В этот холодный день Ять не удержался и развернул газету прямо на улице; и первое, что бросилось ему в глаза на развороте, было то самое, ради чего он купил этот мерзкий листок у мальчишки-разносчика. Ужасно было, что первый поэт России, не перестававший быть первым и во время своего двухлетнего фактического молчания, печатал там статьи — и какие статьи! Во всем-то он был прав: в предощущении конца, в ненависти к России, которая, верно, мыслилась ему курной избой или, паче того, огромной квашней, в которой вечно что-то преет, бродит, кряхтит, но одного Ять не мог принять в нем — злорадства; оно-то и было решающей частностью, каплей, переполняющей чашу. Можно было прощать безвкусицу, невнятность, музыку в ущерб смыслу, иногда и полное отсутствие смысла — но нельзя было простить злорадства, которое выдавало в нем не вполне человека или, по крайней мере, безнадежно больного человека.

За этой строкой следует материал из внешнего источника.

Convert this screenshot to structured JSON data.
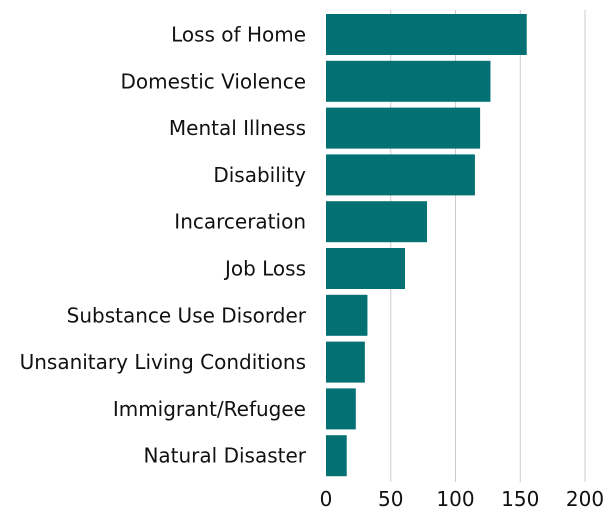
{
  "chart_data": {
    "type": "bar",
    "orientation": "horizontal",
    "categories": [
      "Loss of Home",
      "Domestic Violence",
      "Mental Illness",
      "Disability",
      "Incarceration",
      "Job Loss",
      "Substance Use Disorder",
      "Unsanitary Living Conditions",
      "Immigrant/Refugee",
      "Natural Disaster"
    ],
    "values": [
      155,
      127,
      119,
      115,
      78,
      61,
      32,
      30,
      23,
      16
    ],
    "xlim": [
      0,
      200
    ],
    "xticks": [
      0,
      50,
      100,
      150,
      200
    ],
    "xtick_labels": [
      "0",
      "50",
      "100",
      "150",
      "200"
    ],
    "grid": true,
    "bar_color": "#037173",
    "title": "",
    "xlabel": "",
    "ylabel": ""
  }
}
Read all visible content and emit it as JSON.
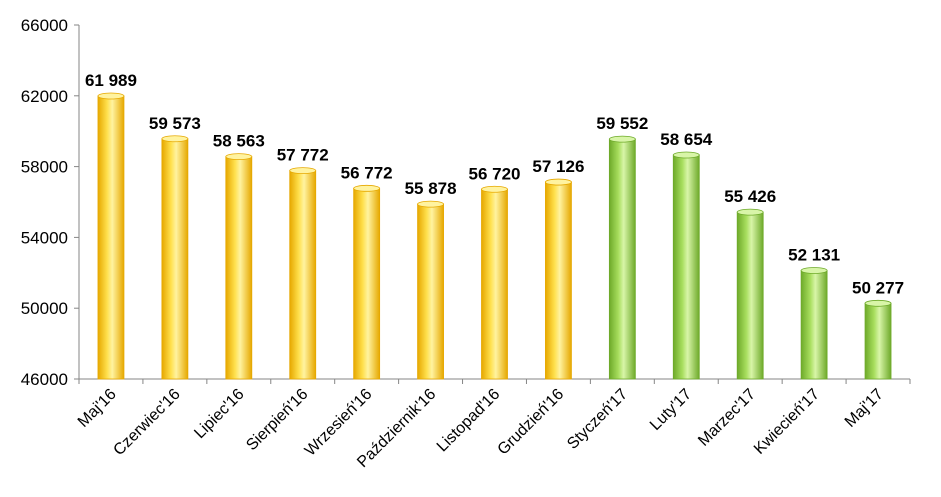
{
  "chart_data": {
    "type": "bar",
    "categories": [
      "Maj'16",
      "Czerwiec'16",
      "Lipiec'16",
      "Sierpień'16",
      "Wrzesień'16",
      "Październik'16",
      "Listopad'16",
      "Grudzień'16",
      "Styczeń'17",
      "Luty'17",
      "Marzec'17",
      "Kwiecień'17",
      "Maj'17"
    ],
    "values": [
      61989,
      59573,
      58563,
      57772,
      56772,
      55878,
      56720,
      57126,
      59552,
      58654,
      55426,
      52131,
      50277
    ],
    "data_labels": [
      "61 989",
      "59 573",
      "58 563",
      "57 772",
      "56 772",
      "55 878",
      "56 720",
      "57 126",
      "59 552",
      "58 654",
      "55 426",
      "52 131",
      "50 277"
    ],
    "bar_colors": [
      "yellow",
      "yellow",
      "yellow",
      "yellow",
      "yellow",
      "yellow",
      "yellow",
      "yellow",
      "green",
      "green",
      "green",
      "green",
      "green"
    ],
    "palette": {
      "yellow_light": "#FFF3A0",
      "yellow_mid": "#FFD21A",
      "yellow_dark": "#E6A800",
      "green_light": "#D8F5A8",
      "green_mid": "#9BD94A",
      "green_dark": "#6EAA2A"
    },
    "ylim": [
      46000,
      66000
    ],
    "yticks": [
      46000,
      50000,
      54000,
      58000,
      62000,
      66000
    ],
    "ytick_labels": [
      "46000",
      "50000",
      "54000",
      "58000",
      "62000",
      "66000"
    ],
    "grid": false,
    "legend": "none",
    "title": "",
    "xlabel": "",
    "ylabel": ""
  }
}
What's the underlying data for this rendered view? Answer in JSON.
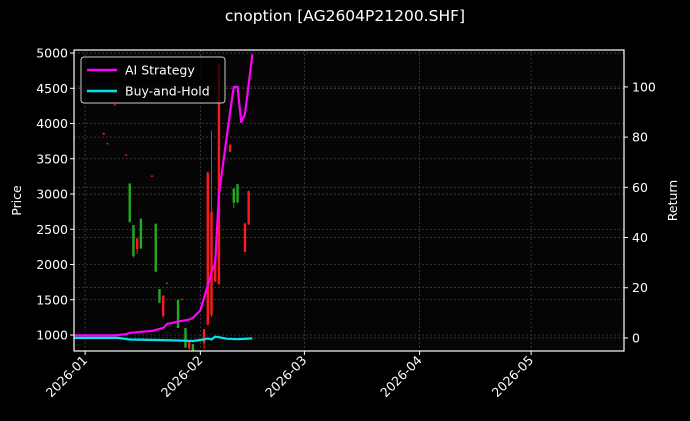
{
  "title": "cnoption [AG2604P21200.SHF]",
  "legend": [
    {
      "label": "AI Strategy",
      "color": "#ff00ff"
    },
    {
      "label": "Buy-and-Hold",
      "color": "#00e5ee"
    }
  ],
  "colors": {
    "background": "#000000",
    "axes_face": "#050505",
    "grid": "#555555",
    "up": "#22aa22",
    "down": "#ff1a1a",
    "text": "#ffffff"
  },
  "chart_data": {
    "type": "line",
    "title": "cnoption [AG2604P21200.SHF]",
    "xlabel": "",
    "ylabel": "Price",
    "y2label": "Return",
    "x_ticks": [
      "2026-01",
      "2026-02",
      "2026-03",
      "2026-04",
      "2026-05"
    ],
    "y_ticks": [
      1000,
      1500,
      2000,
      2500,
      3000,
      3500,
      4000,
      4500,
      5000
    ],
    "y2_ticks": [
      0,
      20,
      40,
      60,
      80,
      100
    ],
    "xlim": [
      "2025-12-29",
      "2026-05-26"
    ],
    "ylim": [
      773,
      5043
    ],
    "y2lim": [
      -5.2,
      114.7
    ],
    "grid": true,
    "legend_position": "upper left",
    "candles": [
      {
        "date": "2026-01-06",
        "open": 3860,
        "close": 3850,
        "high": 3870,
        "low": 3840
      },
      {
        "date": "2026-01-07",
        "open": 3720,
        "close": 3710,
        "high": 3725,
        "low": 3705
      },
      {
        "date": "2026-01-09",
        "open": 4270,
        "close": 4260,
        "high": 4275,
        "low": 4255
      },
      {
        "date": "2026-01-12",
        "open": 3560,
        "close": 3550,
        "high": 3565,
        "low": 3545
      },
      {
        "date": "2026-01-13",
        "open": 2600,
        "close": 3150,
        "high": 3150,
        "low": 2600
      },
      {
        "date": "2026-01-14",
        "open": 2120,
        "close": 2560,
        "high": 2560,
        "low": 2100
      },
      {
        "date": "2026-01-15",
        "open": 2370,
        "close": 2220,
        "high": 2380,
        "low": 2150
      },
      {
        "date": "2026-01-16",
        "open": 2230,
        "close": 2650,
        "high": 2650,
        "low": 2220
      },
      {
        "date": "2026-01-19",
        "open": 3260,
        "close": 3250,
        "high": 3265,
        "low": 3245
      },
      {
        "date": "2026-01-20",
        "open": 1900,
        "close": 2580,
        "high": 2580,
        "low": 1890
      },
      {
        "date": "2026-01-21",
        "open": 1460,
        "close": 1650,
        "high": 1650,
        "low": 1450
      },
      {
        "date": "2026-01-22",
        "open": 1560,
        "close": 1270,
        "high": 1560,
        "low": 1250
      },
      {
        "date": "2026-01-23",
        "open": 1740,
        "close": 1730,
        "high": 1745,
        "low": 1725
      },
      {
        "date": "2026-01-26",
        "open": 1100,
        "close": 1500,
        "high": 1500,
        "low": 1100
      },
      {
        "date": "2026-01-27",
        "open": 1510,
        "close": 1500,
        "high": 1515,
        "low": 1495
      },
      {
        "date": "2026-01-28",
        "open": 820,
        "close": 1100,
        "high": 1100,
        "low": 820
      },
      {
        "date": "2026-01-29",
        "open": 900,
        "close": 810,
        "high": 900,
        "low": 790
      },
      {
        "date": "2026-01-30",
        "open": 780,
        "close": 870,
        "high": 870,
        "low": 775
      },
      {
        "date": "2026-02-02",
        "open": 1080,
        "close": 880,
        "high": 1090,
        "low": 800
      },
      {
        "date": "2026-02-03",
        "open": 3300,
        "close": 1150,
        "high": 3320,
        "low": 1140
      },
      {
        "date": "2026-02-04",
        "open": 2750,
        "close": 1280,
        "high": 3900,
        "low": 1260
      },
      {
        "date": "2026-02-05",
        "open": 2050,
        "close": 1760,
        "high": 2060,
        "low": 1750
      },
      {
        "date": "2026-02-06",
        "open": 4850,
        "close": 1720,
        "high": 4850,
        "low": 1720
      },
      {
        "date": "2026-02-09",
        "open": 3700,
        "close": 3600,
        "high": 3700,
        "low": 3600
      },
      {
        "date": "2026-02-10",
        "open": 2880,
        "close": 3080,
        "high": 3080,
        "low": 2800
      },
      {
        "date": "2026-02-11",
        "open": 2880,
        "close": 3140,
        "high": 3140,
        "low": 2870
      },
      {
        "date": "2026-02-13",
        "open": 2580,
        "close": 2180,
        "high": 2590,
        "low": 2170
      },
      {
        "date": "2026-02-14",
        "open": 3040,
        "close": 2570,
        "high": 3050,
        "low": 2560
      }
    ],
    "series": [
      {
        "name": "AI Strategy",
        "axis": "right",
        "color": "#ff00ff",
        "points": [
          [
            "2025-12-29",
            1.0
          ],
          [
            "2026-01-05",
            1.0
          ],
          [
            "2026-01-09",
            1.0
          ],
          [
            "2026-01-12",
            1.5
          ],
          [
            "2026-01-13",
            2.0
          ],
          [
            "2026-01-15",
            2.3
          ],
          [
            "2026-01-19",
            2.8
          ],
          [
            "2026-01-20",
            3.2
          ],
          [
            "2026-01-22",
            4.0
          ],
          [
            "2026-01-23",
            5.5
          ],
          [
            "2026-01-26",
            6.5
          ],
          [
            "2026-01-29",
            7.3
          ],
          [
            "2026-01-30",
            8.0
          ],
          [
            "2026-02-01",
            11.0
          ],
          [
            "2026-02-03",
            21.0
          ],
          [
            "2026-02-04",
            26.0
          ],
          [
            "2026-02-05",
            30.0
          ],
          [
            "2026-02-06",
            57.0
          ],
          [
            "2026-02-09",
            90.0
          ],
          [
            "2026-02-10",
            100.0
          ],
          [
            "2026-02-11",
            100.0
          ],
          [
            "2026-02-12",
            86.0
          ],
          [
            "2026-02-13",
            89.0
          ],
          [
            "2026-02-15",
            113.0
          ]
        ]
      },
      {
        "name": "Buy-and-Hold",
        "axis": "right",
        "color": "#00e5ee",
        "points": [
          [
            "2025-12-29",
            0.0
          ],
          [
            "2026-01-10",
            0.0
          ],
          [
            "2026-01-13",
            -0.6
          ],
          [
            "2026-01-20",
            -0.8
          ],
          [
            "2026-01-26",
            -1.0
          ],
          [
            "2026-01-30",
            -1.2
          ],
          [
            "2026-02-02",
            -0.6
          ],
          [
            "2026-02-03",
            -0.2
          ],
          [
            "2026-02-04",
            -0.6
          ],
          [
            "2026-02-05",
            0.5
          ],
          [
            "2026-02-06",
            0.3
          ],
          [
            "2026-02-08",
            -0.3
          ],
          [
            "2026-02-11",
            -0.5
          ],
          [
            "2026-02-15",
            -0.2
          ]
        ]
      }
    ]
  }
}
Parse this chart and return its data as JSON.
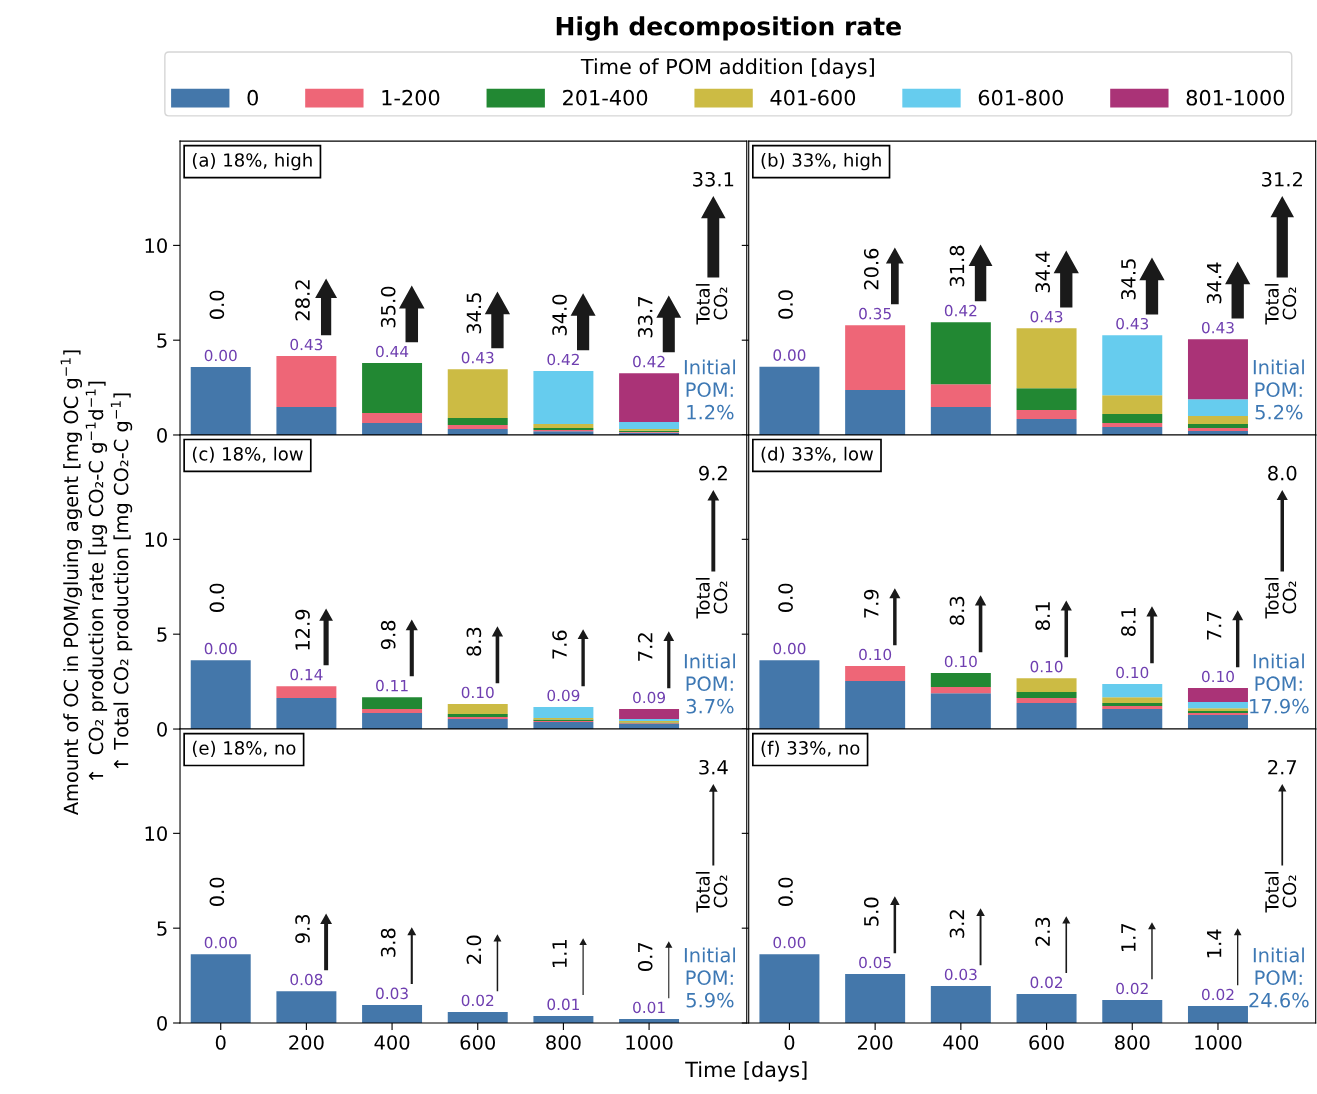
{
  "chart_data": [
    {
      "type": "bar",
      "stacked": true,
      "title": "High decomposition rate",
      "subtitle": "(a) 18%, high",
      "legend_title": "Time of POM addition [days]",
      "legend": "top",
      "grid": false,
      "tick_labels": "y",
      "x": [
        0,
        200,
        400,
        600,
        800,
        1000
      ],
      "xlim": [
        -95,
        1228
      ],
      "ylim": [
        0,
        15.5
      ],
      "xticks": [
        0,
        200,
        400,
        600,
        800,
        1000
      ],
      "yticks": [
        0,
        5,
        10
      ],
      "series": [
        {
          "name": "0",
          "color": "#4477aa",
          "values": [
            3.58,
            1.47,
            0.63,
            0.32,
            0.2,
            0.12
          ]
        },
        {
          "name": "1-200",
          "color": "#ee6677",
          "values": [
            null,
            2.69,
            0.53,
            0.21,
            0.06,
            0.04
          ]
        },
        {
          "name": "201-400",
          "color": "#228833",
          "values": [
            null,
            null,
            2.63,
            0.37,
            0.11,
            0.06
          ]
        },
        {
          "name": "401-600",
          "color": "#ccbb44",
          "values": [
            null,
            null,
            null,
            2.57,
            0.21,
            0.1
          ]
        },
        {
          "name": "601-800",
          "color": "#66ccee",
          "values": [
            null,
            null,
            null,
            null,
            2.79,
            0.36
          ]
        },
        {
          "name": "801-1000",
          "color": "#aa3377",
          "values": [
            null,
            null,
            null,
            null,
            null,
            2.58
          ]
        }
      ],
      "annotations": [
        {
          "text": "0.00",
          "x": 0,
          "y": 3.58
        },
        {
          "text": "0.43",
          "x": 200,
          "y": 4.16
        },
        {
          "text": "0.44",
          "x": 400,
          "y": 3.79
        },
        {
          "text": "0.43",
          "x": 600,
          "y": 3.47
        },
        {
          "text": "0.42",
          "x": 800,
          "y": 3.37
        },
        {
          "text": "0.42",
          "x": 1000,
          "y": 3.26
        },
        "0.0",
        "28.2",
        "35.0",
        "34.5",
        "34.0",
        "33.7",
        "33.1",
        "Total\nCO₂",
        "Initial\nPOM:\n1.2%"
      ]
    },
    {
      "type": "bar",
      "stacked": true,
      "subtitle": "(b) 33%, high",
      "grid": false,
      "tick_labels": false,
      "x": [
        0,
        200,
        400,
        600,
        800,
        1000
      ],
      "xlim": [
        -95,
        1228
      ],
      "ylim": [
        0,
        15.5
      ],
      "xticks": [
        0,
        200,
        400,
        600,
        800,
        1000
      ],
      "yticks": [
        0,
        5,
        10
      ],
      "series": [
        {
          "color": "#4477aa",
          "values": [
            3.6,
            2.37,
            1.47,
            0.84,
            0.42,
            0.21
          ]
        },
        {
          "color": "#ee6677",
          "values": [
            null,
            3.42,
            1.21,
            0.48,
            0.21,
            0.16
          ]
        },
        {
          "color": "#228833",
          "values": [
            null,
            null,
            3.27,
            1.15,
            0.47,
            0.21
          ]
        },
        {
          "color": "#ccbb44",
          "values": [
            null,
            null,
            null,
            3.16,
            1.0,
            0.42
          ]
        },
        {
          "color": "#66ccee",
          "values": [
            null,
            null,
            null,
            null,
            3.16,
            0.89
          ]
        },
        {
          "color": "#aa3377",
          "values": [
            null,
            null,
            null,
            null,
            null,
            3.16
          ]
        }
      ],
      "annotations": [
        {
          "text": "0.00",
          "x": 0,
          "y": 3.6
        },
        {
          "text": "0.35",
          "x": 200,
          "y": 5.79
        },
        {
          "text": "0.42",
          "x": 400,
          "y": 5.95
        },
        {
          "text": "0.43",
          "x": 600,
          "y": 5.63
        },
        {
          "text": "0.43",
          "x": 800,
          "y": 5.26
        },
        {
          "text": "0.43",
          "x": 1000,
          "y": 5.05
        },
        "0.0",
        "20.6",
        "31.8",
        "34.4",
        "34.5",
        "34.4",
        "31.2",
        "Total\nCO₂",
        "Initial\nPOM:\n5.2%"
      ]
    },
    {
      "type": "bar",
      "stacked": true,
      "subtitle": "(c) 18%, low",
      "grid": false,
      "tick_labels": "y",
      "ylabel": "Amount of OC in POM/gluing agent [mg OC g$^{−1}$]\n↑  CO₂ production rate [μg CO₂-C g$^{−1}$d$^{−1}$]\n↑ Total CO₂ production [mg CO₂-C g$^{−1}$]",
      "x": [
        0,
        200,
        400,
        600,
        800,
        1000
      ],
      "xlim": [
        -95,
        1228
      ],
      "ylim": [
        0,
        15.5
      ],
      "xticks": [
        0,
        200,
        400,
        600,
        800,
        1000
      ],
      "yticks": [
        0,
        5,
        10
      ],
      "series": [
        {
          "color": "#4477aa",
          "values": [
            3.63,
            1.63,
            0.84,
            0.53,
            0.37,
            0.26
          ]
        },
        {
          "color": "#ee6677",
          "values": [
            null,
            0.63,
            0.21,
            0.1,
            0.05,
            0.04
          ]
        },
        {
          "color": "#228833",
          "values": [
            null,
            null,
            0.63,
            0.16,
            0.08,
            0.05
          ]
        },
        {
          "color": "#ccbb44",
          "values": [
            null,
            null,
            null,
            0.53,
            0.08,
            0.08
          ]
        },
        {
          "color": "#66ccee",
          "values": [
            null,
            null,
            null,
            null,
            0.58,
            0.1
          ]
        },
        {
          "color": "#aa3377",
          "values": [
            null,
            null,
            null,
            null,
            null,
            0.52
          ]
        }
      ],
      "annotations": [
        {
          "text": "0.00",
          "x": 0,
          "y": 3.63
        },
        {
          "text": "0.14",
          "x": 200,
          "y": 2.26
        },
        {
          "text": "0.11",
          "x": 400,
          "y": 1.68
        },
        {
          "text": "0.10",
          "x": 600,
          "y": 1.32
        },
        {
          "text": "0.09",
          "x": 800,
          "y": 1.16
        },
        {
          "text": "0.09",
          "x": 1000,
          "y": 1.05
        },
        "0.0",
        "12.9",
        "9.8",
        "8.3",
        "7.6",
        "7.2",
        "9.2",
        "Total\nCO₂",
        "Initial\nPOM:\n3.7%"
      ]
    },
    {
      "type": "bar",
      "stacked": true,
      "subtitle": "(d) 33%, low",
      "grid": false,
      "tick_labels": false,
      "x": [
        0,
        200,
        400,
        600,
        800,
        1000
      ],
      "xlim": [
        -95,
        1228
      ],
      "ylim": [
        0,
        15.5
      ],
      "xticks": [
        0,
        200,
        400,
        600,
        800,
        1000
      ],
      "yticks": [
        0,
        5,
        10
      ],
      "series": [
        {
          "color": "#4477aa",
          "values": [
            3.63,
            2.53,
            1.89,
            1.37,
            1.05,
            0.74
          ]
        },
        {
          "color": "#ee6677",
          "values": [
            null,
            0.79,
            0.32,
            0.26,
            0.16,
            0.1
          ]
        },
        {
          "color": "#228833",
          "values": [
            null,
            null,
            0.74,
            0.32,
            0.16,
            0.11
          ]
        },
        {
          "color": "#ccbb44",
          "values": [
            null,
            null,
            null,
            0.73,
            0.31,
            0.15
          ]
        },
        {
          "color": "#66ccee",
          "values": [
            null,
            null,
            null,
            null,
            0.69,
            0.32
          ]
        },
        {
          "color": "#aa3377",
          "values": [
            null,
            null,
            null,
            null,
            null,
            0.74
          ]
        }
      ],
      "annotations": [
        {
          "text": "0.00",
          "x": 0,
          "y": 3.63
        },
        {
          "text": "0.10",
          "x": 200,
          "y": 3.32
        },
        {
          "text": "0.10",
          "x": 400,
          "y": 2.95
        },
        {
          "text": "0.10",
          "x": 600,
          "y": 2.68
        },
        {
          "text": "0.10",
          "x": 800,
          "y": 2.37
        },
        {
          "text": "0.10",
          "x": 1000,
          "y": 2.16
        },
        "0.0",
        "7.9",
        "8.3",
        "8.1",
        "8.1",
        "7.7",
        "8.0",
        "Total\nCO₂",
        "Initial\nPOM:\n17.9%"
      ]
    },
    {
      "type": "bar",
      "stacked": true,
      "subtitle": "(e) 18%, no",
      "grid": false,
      "xlabel": "Time [days]",
      "x": [
        0,
        200,
        400,
        600,
        800,
        1000
      ],
      "xlim": [
        -95,
        1228
      ],
      "ylim": [
        0,
        15.5
      ],
      "xticks": [
        0,
        200,
        400,
        600,
        800,
        1000
      ],
      "yticks": [
        0,
        5,
        10
      ],
      "series": [
        {
          "color": "#4477aa",
          "values": [
            3.63,
            1.68,
            0.95,
            0.58,
            0.37,
            0.21
          ]
        }
      ],
      "annotations": [
        {
          "text": "0.00",
          "x": 0,
          "y": 3.63
        },
        {
          "text": "0.08",
          "x": 200,
          "y": 1.68
        },
        {
          "text": "0.03",
          "x": 400,
          "y": 0.95
        },
        {
          "text": "0.02",
          "x": 600,
          "y": 0.58
        },
        {
          "text": "0.01",
          "x": 800,
          "y": 0.37
        },
        {
          "text": "0.01",
          "x": 1000,
          "y": 0.21
        },
        "0.0",
        "9.3",
        "3.8",
        "2.0",
        "1.1",
        "0.7",
        "3.4",
        "Total\nCO₂",
        "Initial\nPOM:\n5.9%"
      ]
    },
    {
      "type": "bar",
      "stacked": true,
      "subtitle": "(f) 33%, no",
      "grid": false,
      "tick_labels": "x",
      "x": [
        0,
        200,
        400,
        600,
        800,
        1000
      ],
      "xlim": [
        -95,
        1228
      ],
      "ylim": [
        0,
        15.5
      ],
      "xticks": [
        0,
        200,
        400,
        600,
        800,
        1000
      ],
      "yticks": [
        0,
        5,
        10
      ],
      "series": [
        {
          "color": "#4477aa",
          "values": [
            3.63,
            2.58,
            1.95,
            1.53,
            1.21,
            0.89
          ]
        }
      ],
      "annotations": [
        {
          "text": "0.00",
          "x": 0,
          "y": 3.63
        },
        {
          "text": "0.05",
          "x": 200,
          "y": 2.58
        },
        {
          "text": "0.03",
          "x": 400,
          "y": 1.95
        },
        {
          "text": "0.02",
          "x": 600,
          "y": 1.53
        },
        {
          "text": "0.02",
          "x": 800,
          "y": 1.21
        },
        {
          "text": "0.02",
          "x": 1000,
          "y": 0.89
        },
        "0.0",
        "5.0",
        "3.2",
        "2.3",
        "1.7",
        "1.4",
        "2.7",
        "Total\nCO₂",
        "Initial\nPOM:\n24.6%"
      ]
    }
  ]
}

Что он болен — говорили давно; Ять от многих слышал о его безумии, причем наследственном. Кто-то знал его отца — страшного варшавского профессора, с медленными движениями и сомнамбулическим взглядом. Сын унаследовал болезнь, ибо только больному, утратившему здравый рассудок — вечную помеху на пути к постижению мира, — доступны были тончайшие движения воздуха, которые улавливал его слух. Именно любовь ко всякой болотной нечисти, безобидным на первый взгляд, но гнусно хихикающим, что-то такое знающим созданиям была предтечей будущей злобной радости, с которой он смотрел на разрушение ненавистной ему цивилизации. Всей своею болезнью, всею причастностью к миру чащоб и топей он ненавидел условности и пленительные усложнения жизни, которые только и любил Ять; комфорт был ему мерзок, уют всегда казался хрупок и оттого не вызывал ничего, кроме раздражения. Носящему в себе трещину ненавистен любой монолит — и оттого он с такой радостью обнаруживал вокруг себя приметы упадка; страшно было думать, что небесная гармония покупается этой ценой.